2) Gewerbetreibende, die in einer Schleuse Waren an die Schiffsbesatzungen verkaufen wollen, sind nicht „Destinatäre" des Anstaltszwecks der Schleuse und haben deshalb keinen Anspruch auf eine ermessensfehlerfreie Entscheidung der Schleusenverwaltung über ihre Zulassung zur gewerblichen Benutzung der Schleuse.
Urteil des Bundesverwaltungsgerichts
vom 7. Januar 1972
Zum Tatbestand:
Der Kläger hat als im Handelsregister eingetragener Schiffsausrüster auf dem Schleusengelände technische Gegenstände wie z. B. Radio- und Fernsehgeräte, Schreibmaschinen usw., an Besatzungsmitglieder der den Kanal befahrenden Schiffe verkauft. Auf dem Schleusengelände sind bereits 8 Schiffsausrüstungsfirmen, 7 Maklerfirmen und 4 Dienstleistungsbetriebe tätig, mit denen die beklagte Schleusenverwaltung Zulassungsverträge abgeschlossen hat, in denen die gewerbliche Tätigkeit auf dem Schleusengelände gegen ein jährliches Entgelt widerruflich gestattet wird.

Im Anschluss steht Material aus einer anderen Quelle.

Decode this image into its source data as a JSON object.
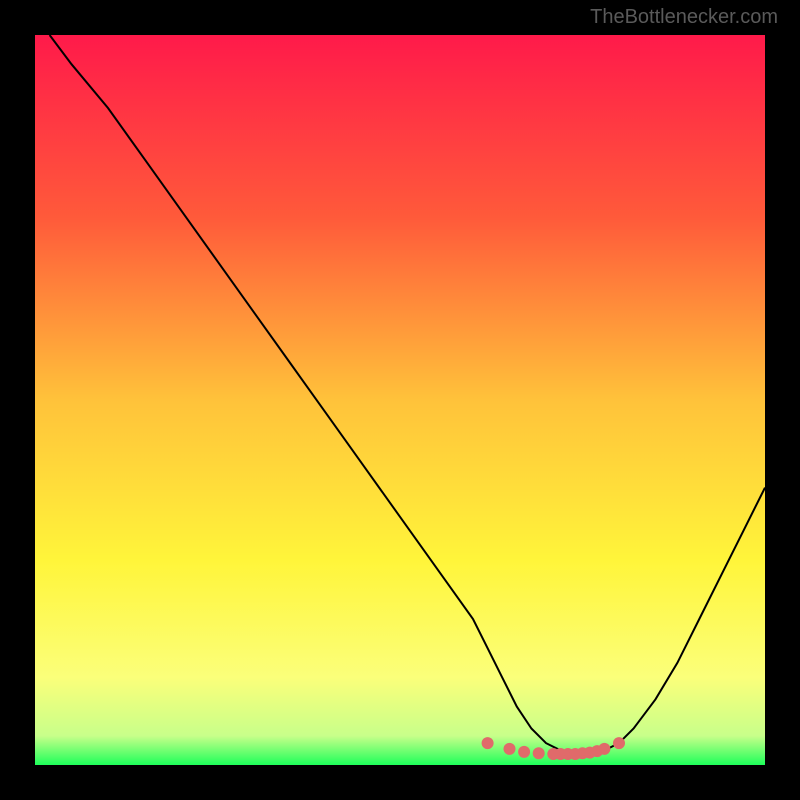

Die Beklagte hat dem Kläger keine Genehmigung erteilt und ihn aufgefordert, jede gewerbliche Tätigkeit auf dem Schleusengelände zu unterlassen, da die Grenze der gewerblichen Tätigkeit in dem Schleusengebiet erreicht sei.
Der Kläger macht in seiner Klage u. a. fehlerhafte Ausübung des Ermessens geltend.
Die Beklagte, die den Verwaltungsrechtsweg nicht für gegeben ansieht, bestreitet einen Ermessensfehler.
Die Klage wurde in beiden Vorinstanzen abgewiesen. Auch die Revision blieb erfolglos.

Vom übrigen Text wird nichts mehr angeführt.